With lights flashing and siren howling, we made it to the airport tarmac in record time. An olive drab Army aircraft was waiting for me. I tossed my utility bag and web gun belt in back and rode shotgun beside the pilot. As we cleared the Tehachapi Mountains and looked southwest, we saw multiple flames as the sky ahead of us glowed in an eerie, ominous hellish display. “It’s much worse now than when I left to get you,” the pilot said. “I’ll let your CHP escort know you’ll be on the ground in 12 minutes,” he said as he contacted the LAX tower.

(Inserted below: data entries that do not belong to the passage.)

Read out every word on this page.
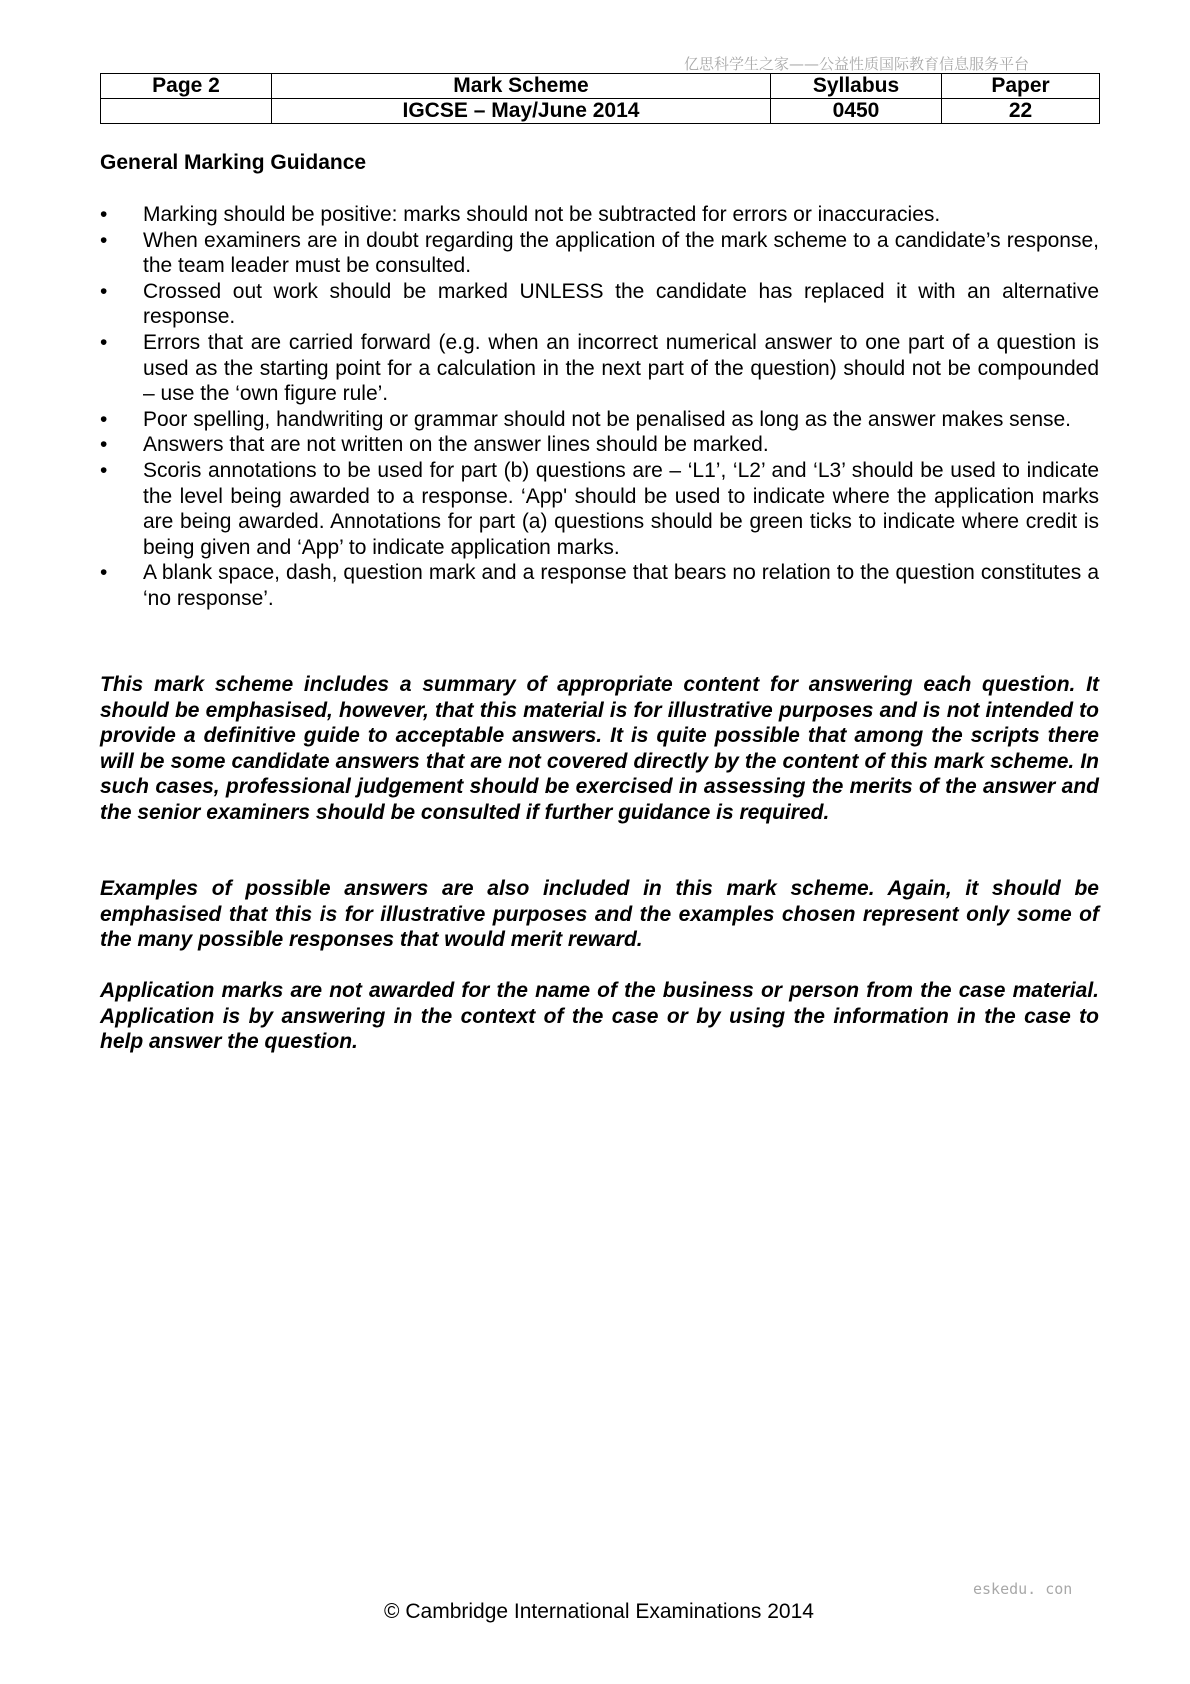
亿思科学生之家——公益性质国际教育信息服务平台
Page 2	Mark Scheme	Syllabus	Paper
	IGCSE – May/June 2014	0450	22
General Marking Guidance
• Marking should be positive: marks should not be subtracted for errors or inaccuracies.
• When examiners are in doubt regarding the application of the mark scheme to a candidate’s response, the team leader must be consulted.
• Crossed out work should be marked UNLESS the candidate has replaced it with an alternative response.
• Errors that are carried forward (e.g. when an incorrect numerical answer to one part of a question is used as the starting point for a calculation in the next part of the question) should not be compounded – use the ‘own figure rule’.
• Poor spelling, handwriting or grammar should not be penalised as long as the answer makes sense.
• Answers that are not written on the answer lines should be marked.
• Scoris annotations to be used for part (b) questions are – ‘L1’, ‘L2’ and ‘L3’ should be used to indicate the level being awarded to a response. ‘App' should be used to indicate where the application marks are being awarded. Annotations for part (a) questions should be green ticks to indicate where credit is being given and ‘App’ to indicate application marks.
• A blank space, dash, question mark and a response that bears no relation to the question constitutes a ‘no response’.
This mark scheme includes a summary of appropriate content for answering each question. It should be emphasised, however, that this material is for illustrative purposes and is not intended to provide a definitive guide to acceptable answers. It is quite possible that among the scripts there will be some candidate answers that are not covered directly by the content of this mark scheme. In such cases, professional judgement should be exercised in assessing the merits of the answer and the senior examiners should be consulted if further guidance is required.
Examples of possible answers are also included in this mark scheme. Again, it should be emphasised that this is for illustrative purposes and the examples chosen represent only some of the many possible responses that would merit reward.
Application marks are not awarded for the name of the business or person from the case material. Application is by answering in the context of the case or by using the information in the case to help answer the question.
eskedu. con
© Cambridge International Examinations 2014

My escort consisted of four heavily armed CHP officers. Each, including the driver, had a shotgun pointed out of a rolled down window. A few hundred other CHP cars were visible during our quick journey to the law enforcement bivouac site, Manual Arts High School, which was located in the center of flaming Watts. The intelligence information and briefing I received in the back seat of a speeding heavily armed car was clear and crisp: In the predominately Black Watts neighborhood of Los Angeles, racial tension reached a breaking point when a young Black motorist was pulled over and arrested by a white CHP patrolman for suspicion of driving while intoxicated. Within a few minutes, a crowd of angry spectators gathered at Avalon Boulevard and 116th Street to watch the arrest. As the throng grew larger, their anger increased and soon rocks were hurled at the officer, and storefronts were set on fire. I immediately started my intelligence gathering patrol work with CHP officers, and worked with them until my battalion convoy arrived. In the meantime, I also went to the map lab in the L.A. police headquarters and had the technicians print several copies of large maps that clearly identified each building within a quarter mile radius of our bivouac site. It didn’t take long for me to discover that our Manual Arts bivouac makeshift outpost was surrounded by snipers.

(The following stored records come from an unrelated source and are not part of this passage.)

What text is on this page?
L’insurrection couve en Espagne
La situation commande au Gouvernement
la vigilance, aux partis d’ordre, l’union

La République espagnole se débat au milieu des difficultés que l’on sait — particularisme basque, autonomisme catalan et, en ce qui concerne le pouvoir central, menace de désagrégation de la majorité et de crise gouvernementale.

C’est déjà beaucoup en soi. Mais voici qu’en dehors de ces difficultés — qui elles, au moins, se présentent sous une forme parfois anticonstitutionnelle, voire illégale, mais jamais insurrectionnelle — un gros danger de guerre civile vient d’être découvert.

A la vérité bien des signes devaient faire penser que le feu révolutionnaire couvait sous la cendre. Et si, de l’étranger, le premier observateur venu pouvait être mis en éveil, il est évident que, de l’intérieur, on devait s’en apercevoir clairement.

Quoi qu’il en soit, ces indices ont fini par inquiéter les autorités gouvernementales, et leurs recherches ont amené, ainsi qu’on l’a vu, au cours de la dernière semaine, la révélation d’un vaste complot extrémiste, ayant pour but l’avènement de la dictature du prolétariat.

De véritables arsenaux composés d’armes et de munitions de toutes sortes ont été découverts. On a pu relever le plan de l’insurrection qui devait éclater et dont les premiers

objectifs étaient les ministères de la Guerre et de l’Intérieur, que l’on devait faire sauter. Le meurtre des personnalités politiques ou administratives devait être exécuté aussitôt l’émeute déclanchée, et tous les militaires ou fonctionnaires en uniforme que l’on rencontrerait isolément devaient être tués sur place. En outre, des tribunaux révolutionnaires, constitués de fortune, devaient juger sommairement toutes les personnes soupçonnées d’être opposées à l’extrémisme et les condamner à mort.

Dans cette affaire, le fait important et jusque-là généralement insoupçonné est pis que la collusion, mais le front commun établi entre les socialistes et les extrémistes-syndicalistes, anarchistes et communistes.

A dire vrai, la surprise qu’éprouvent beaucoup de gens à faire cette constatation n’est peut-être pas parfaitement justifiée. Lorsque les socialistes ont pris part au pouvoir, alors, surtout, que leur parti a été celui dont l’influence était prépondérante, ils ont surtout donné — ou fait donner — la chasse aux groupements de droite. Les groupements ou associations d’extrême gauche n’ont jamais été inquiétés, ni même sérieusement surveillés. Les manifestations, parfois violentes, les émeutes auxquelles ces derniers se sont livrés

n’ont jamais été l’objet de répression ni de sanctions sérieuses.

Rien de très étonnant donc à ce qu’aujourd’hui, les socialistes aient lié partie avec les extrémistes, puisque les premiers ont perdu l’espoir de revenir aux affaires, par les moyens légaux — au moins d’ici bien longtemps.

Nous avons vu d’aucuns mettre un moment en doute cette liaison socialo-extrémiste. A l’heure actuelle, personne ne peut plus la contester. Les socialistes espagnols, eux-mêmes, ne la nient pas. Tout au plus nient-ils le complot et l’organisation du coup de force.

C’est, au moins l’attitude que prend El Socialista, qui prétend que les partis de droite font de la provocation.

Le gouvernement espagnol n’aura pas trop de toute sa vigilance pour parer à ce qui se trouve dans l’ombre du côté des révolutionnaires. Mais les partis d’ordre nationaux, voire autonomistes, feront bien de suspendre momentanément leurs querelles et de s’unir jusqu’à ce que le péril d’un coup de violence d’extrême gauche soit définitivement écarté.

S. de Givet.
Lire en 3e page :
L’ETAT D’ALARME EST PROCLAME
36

I deployed a 30-caliber machine gun on the roof of the girls’ gym and gave the gun team a field of fire that covered two blocks. I also gave them several nine-yard belts of ammo. (Thus, the popular phrase, “The whole nine yards”). I also deployed a 50-caliber machine gun with ammo belts on the roof of the boys’ gym. During my frequent reconnaissance patrols during the next eight days and nights, I witnessed the death of 23 armed rioters; 1,132 who were injured during assaults on officers; more than 600 buildings damaged from fires or looting; 232 buildings destroyed; 3,522 people arrested; and more than $65 million in property loss recorded. Another interesting element that troubled the CHP occurred during those eight days was the high number of out-of-state residents who arrived in Los Angeles via air and bus who were picked up and taken directly into houses in Watts. During that era, travelers were not subjected to body or luggage searches. Because of my intelligence work during the Watts riot, which included a bullet wound above my left knee, the Department of Defense sent me to assist at several subsequent riots in Detroit, Newark, Chicago, Berkeley and East Orange, NJ.


Colonel Elvin C. Bell

That was why, on occasion, I attended Fresno City Council meetings in uniform; a plane was waiting for me at the airport.

Elvin C. Bell served five terms in public office in Fresno. He is a retired Air Force colonel after more than 31 years of service in the Army National Guard, Army, Air Guard and Air Force.